College. It almost seems like it’s the breeding ground for stress, anxiety, and overall mentally freaking out. When I decided to enter college, I never knew I would be throwing myself into so many extracurriculars. I never did much in highschool and felt subpar in comparison to all my peers running around being needed by students clubs and activities. So when I stepped onto campus, I knew I wanted to be apart of the community as much as I could. In retrospect, I should’ve expected that being involved took time and effort throughout my daily life, but I didn’t think a club or two would hurt. Four clubs in and two jobs later, the effects of spreading myself too thin has finally caught up to me.
I absolutely love every organization I am in involved with and wouldn’t trade it for the world, but I never took into consideration the lack of self-care I had set up for myself. On top of my 15 credits, I feel overworked and tired basically voluntarily. It got to the point to where stress literally caused my immune system to weaken, making me sick constantly throughout my freshman and sophomore year. My body was giving in and it enraged me that I couldn’t stay healthy enough to continue working. I started my days at 8 am and usually can’t lay in my bed until 7 or 8 pm. I worked 12 hour days and haven’t even noticed it until yesterday.
Last night, I laid in my bed around 7:30 pm with the full intention of finishing up some assignments. But before I knew it, my alarm rang at 6 am and it was the next day. I awoke with my computer on my side and a plethora of emails piling up on my phone. How could I have slept? I couldn’t believe I let sleep get the best of me. I COULDN’T BELIEVE SLEEP GOT THE BEST OF ME?!?! In that moment, I realized that I ignored my body and its needs to run around and fulfill my goal of being involved on campus. I actually tried to blame the natural function of sleep for not having enough time to finish school work. I knew that if I didn’t sit down and learn how to listen to my body now, years from now I would be a stress bomb waiting to explode.
I do too much. That’s a hard pill for me to sit down and swallow, but it’s true. I love saying yes more than no, and it gets me in situations I can’t properly handle. I never thought to think that I definitely need to consider relaxation time and take care of myself mentally and physically. So i’ve made a vow to myself to sit down and make time for the most important person in my life.. Me. When it comes to weekends, I don’t need to immediately jump up and tend to the needs of things that can wait a couple days.

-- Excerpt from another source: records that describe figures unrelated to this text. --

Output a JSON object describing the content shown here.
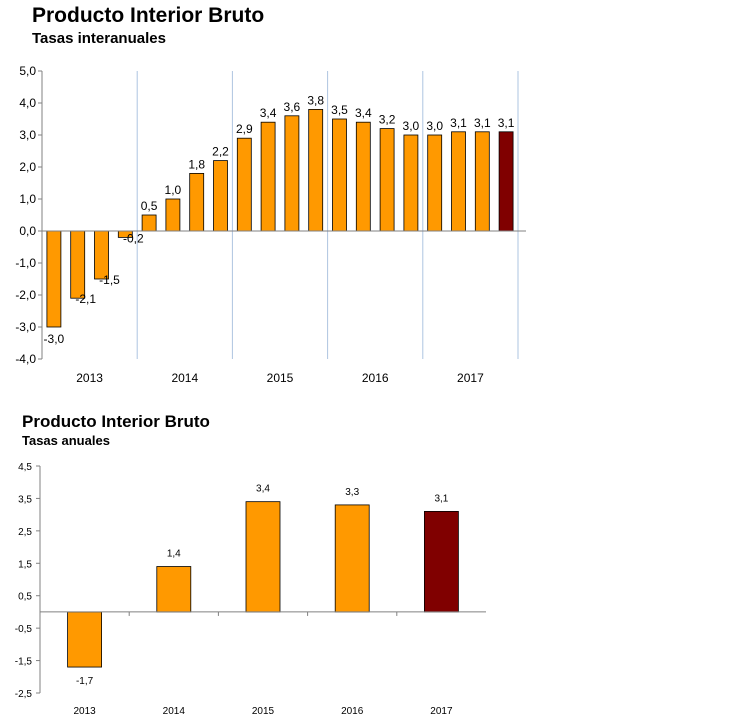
{
  "colors": {
    "bar": "#ff9900",
    "highlight": "#800000",
    "stroke": "#000000",
    "axis": "#808080",
    "grid": "#aec4e0"
  },
  "chart_data": [
    {
      "type": "bar",
      "title": "Producto Interior Bruto",
      "subtitle": "Tasas interanuales",
      "ylim": [
        -4.0,
        5.0
      ],
      "yticks": [
        "5,0",
        "4,0",
        "3,0",
        "2,0",
        "1,0",
        "0,0",
        "-1,0",
        "-2,0",
        "-3,0",
        "-4,0"
      ],
      "ytick_values": [
        5,
        4,
        3,
        2,
        1,
        0,
        -1,
        -2,
        -3,
        -4
      ],
      "groups": [
        "2013",
        "2014",
        "2015",
        "2016",
        "2017"
      ],
      "values": [
        -3.0,
        -2.1,
        -1.5,
        -0.2,
        0.5,
        1.0,
        1.8,
        2.2,
        2.9,
        3.4,
        3.6,
        3.8,
        3.5,
        3.4,
        3.2,
        3.0,
        3.0,
        3.1,
        3.1,
        3.1
      ],
      "value_labels": [
        "-3,0",
        "-2,1",
        "-1,5",
        "-0,2",
        "0,5",
        "1,0",
        "1,8",
        "2,2",
        "2,9",
        "3,4",
        "3,6",
        "3,8",
        "3,5",
        "3,4",
        "3,2",
        "3,0",
        "3,0",
        "3,1",
        "3,1",
        "3,1"
      ],
      "highlight_index": 19
    },
    {
      "type": "bar",
      "title": "Producto Interior Bruto",
      "subtitle": "Tasas anuales",
      "ylim": [
        -2.5,
        4.5
      ],
      "yticks": [
        "4,5",
        "3,5",
        "2,5",
        "1,5",
        "0,5",
        "-0,5",
        "-1,5",
        "-2,5"
      ],
      "ytick_values": [
        4.5,
        3.5,
        2.5,
        1.5,
        0.5,
        -0.5,
        -1.5,
        -2.5
      ],
      "categories": [
        "2013",
        "2014",
        "2015",
        "2016",
        "2017"
      ],
      "values": [
        -1.7,
        1.4,
        3.4,
        3.3,
        3.1
      ],
      "value_labels": [
        "-1,7",
        "1,4",
        "3,4",
        "3,3",
        "3,1"
      ],
      "highlight_index": 4
    }
  ]
}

American society has made it normal to be connected and available 24/7 to your work. There is no distinction between work and personal life anymore and that’s something I never want to see happen for myself. Why is someone considered a hard worker because they are always working late all year just to get one week of vacation? Shouldn’t my work be valued by its efficiency and not the overwork I put into it during the weekend (which I wouldn’t even get paid for!). I realized I don’t need to have my life revolve around work and busy schedules to feel like I am a hard worker and needed by others. If I don’t feel good, I shouldn’t feel obligated to immediately respond to things and run around like my life depended on it. Of course I will finish my goals and do what I need to do, but I am not going to sacrifice my mental health just because I want to be seen as selfless and hardworking. I know this is too common of a problem for students and workers alike across the nation and I feel we need to sit down and have a conversation on taking care of ourselves first and then work/school. It’s taken me two years to realize that I am more important than anything else in my life, and I need to value what my body and mind deserve.